Reutlinger Generalanzeiger 29.März 21 

 

K. sein: Jeder darf mal. Das Fluide passt zu unserer Zeit. Keine Festschreibungen. Es geht um Strukturen, Mechanismen. Vor allem: Wie leicht wird in Träumen aus einer Figur eine andere. Wir befinden uns in einem...Es gibt diese luziden, charmant blinzelnden Stellen bei Kafka, die seine ausweglos labyrinthische Düsternis gegengewichten, auch im Prozess. Zum Beispiel wird über Fräulein Bürstner erst gesagt, dass sie oft lange im Theater ist. Als sie dann kommt, besteht K. darauf, ihr seine Verhaftung vorzuspielen - wie im Theater. Die Szene hat Regisseurin Jenke Nordalm drin in ihrer die Traumlogik akzentuierenden Bühnenadaption. Und Witz auch, wenn auch weniger der luzide, sondern der des Grotesken, Monströsen, Nachtgesichtigen. In diesem Fach hat Gilbert Mieroph nicht anders als grandios zu nennende Auftritte, vor allem als wannenlägriger Advokat. Wie eine verzerrte Figur aus den Bildern Francis Bacons schiebt und schleppt er sich voran. Auch Nicolai Gonther lehrt einem später als Block das Fürchten - ohne dass man genau sagen könnte, warum. Genau das ist vortrefflich. Und wie ein Mix aus den verquält gewundenen Welten Bacons und dem erwähnt luziden Charme Kafkas turnen Julia Staufers Fräulein Bürstner und Justin Hibbelers K. einen verdreht anmutigen, erotisch aufgeladenen pas de deux, jeder für sich...Wenn es ein Moment gibt, das diese Inszenierung akzentuiert, dann ist es ein alles grundierendes, dunkles Begehren, das dämonisch Macht über die Menschen erlangt.

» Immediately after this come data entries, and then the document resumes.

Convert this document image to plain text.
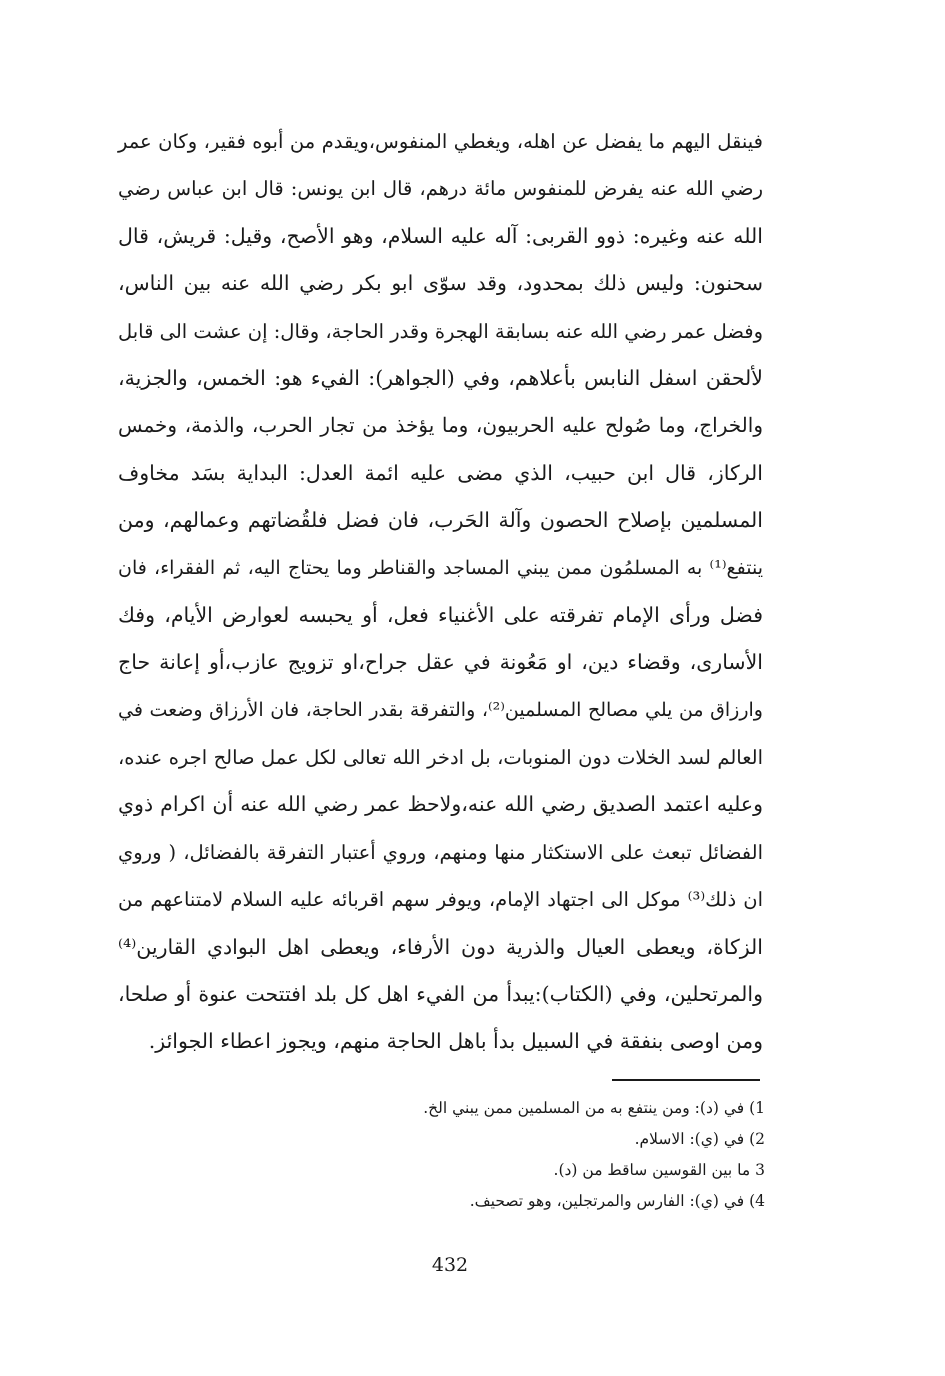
فينقل اليهم ما يفضل عن اهله، ويغطي المنفوس،ويقدم من أبوه فقير، وكان عمر
رضي الله عنه يفرض للمنفوس مائة درهم، قال ابن يونس: قال ابن عباس رضي
الله عنه وغيره: ذوو القربى: آله عليه السلام، وهو الأصح، وقيل: قريش، قال
سحنون: وليس ذلك بمحدود، وقد سوّى ابو بكر رضي الله عنه بين الناس،
وفضل عمر رضي الله عنه بسابقة الهجرة وقدر الحاجة، وقال: إن عشت الى قابل
لألحقن اسفل النابس بأعلاهم، وفي (الجواهر): الفيء هو: الخمس، والجزية،
والخراج، وما صُولح عليه الحربيون، وما يؤخذ من تجار الحرب، والذمة، وخمس
الركاز، قال ابن حبيب، الذي مضى عليه ائمة العدل: البداية بسَد مخاوف
المسلمين بإصلاح الحصون وآلة الحَرب، فان فضل فلقُضاتهم وعمالهم، ومن
ينتفع⁽¹⁾ به المسلمُون ممن يبني المساجد والقناطر وما يحتاج اليه، ثم الفقراء، فان
فضل ورأى الإمام تفرقته على الأغنياء فعل، أو يحبسه لعوارض الأيام، وفك
الأسارى، وقضاء دين، او مَعُونة في عقل جراح،او تزويج عازب،أو إعانة حاج
وارزاق من يلي مصالح المسلمين⁽²⁾، والتفرقة بقدر الحاجة، فان الأرزاق وضعت في
العالم لسد الخلات دون المنوبات، بل ادخر الله تعالى لكل عمل صالح اجره عنده،
وعليه اعتمد الصديق رضي الله عنه،ولاحظ عمر رضي الله عنه أن اكرام ذوي
الفضائل تبعث على الاستكثار منها ومنهم، وروي أعتبار التفرقة بالفضائل، ( وروي
ان ذلك⁽³⁾ موكل الى اجتهاد الإمام، ويوفر سهم اقربائه عليه السلام لامتناعهم من
الزكاة، ويعطى العيال والذرية دون الأرفاء، ويعطى اهل البوادي القارين⁽⁴⁾
والمرتحلين، وفي (الكتاب):يبدأ من الفيء اهل كل بلد افتتحت عنوة أو صلحا،
ومن اوصى بنفقة في السبيل بدأ باهل الحاجة منهم، ويجوز اعطاء الجوائز.
1) في (د): ومن ينتفع به من المسلمين ممن يبني الخ.
2) في (ي): الاسلام.
3 ما بين القوسين ساقط من (د).
4) في (ي): الفارس والمرتجلين، وهو تصحيف.
432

Im Focus dieser Inszenierung steht vor allem K.s eigenes Begehren. Dass sein Kuss ausgerechnet an Fräulein Bürstners Gurgel geht, ist kein Zufall. Vor allem Justin Hibbeler spielt als Leni wie als Gerichtsdiener auf der Klaviatur der Lockungen. Geschlecht und libidinöse Orientierung spielen dabei keine Rolle - durchdringen aber alles. Wie Kafkas Roman führt auch diese Inszenierung auf die endlosen Flure der Ämter. Und in die Strafkolonie, den Folterkeller - existierende Realitäten zumindest totalitärer Staaten. Wer ist schuld? Immer der, der fragt, zuschaut, der es sich vorstellt. Also K...Gänge und Stufen bei Kafka: Nach draußen, nach oben oder ganz nach innen führen sie nie, nach endlosem Gehen strandet man beim Ausgangspunkt, der seltsamerweise weiter vom Aus- oder Eingang entfernt liegt, nach allem Raufsteigen landet man weiter unten - wie in den Bildern Giorgio de Chiricos.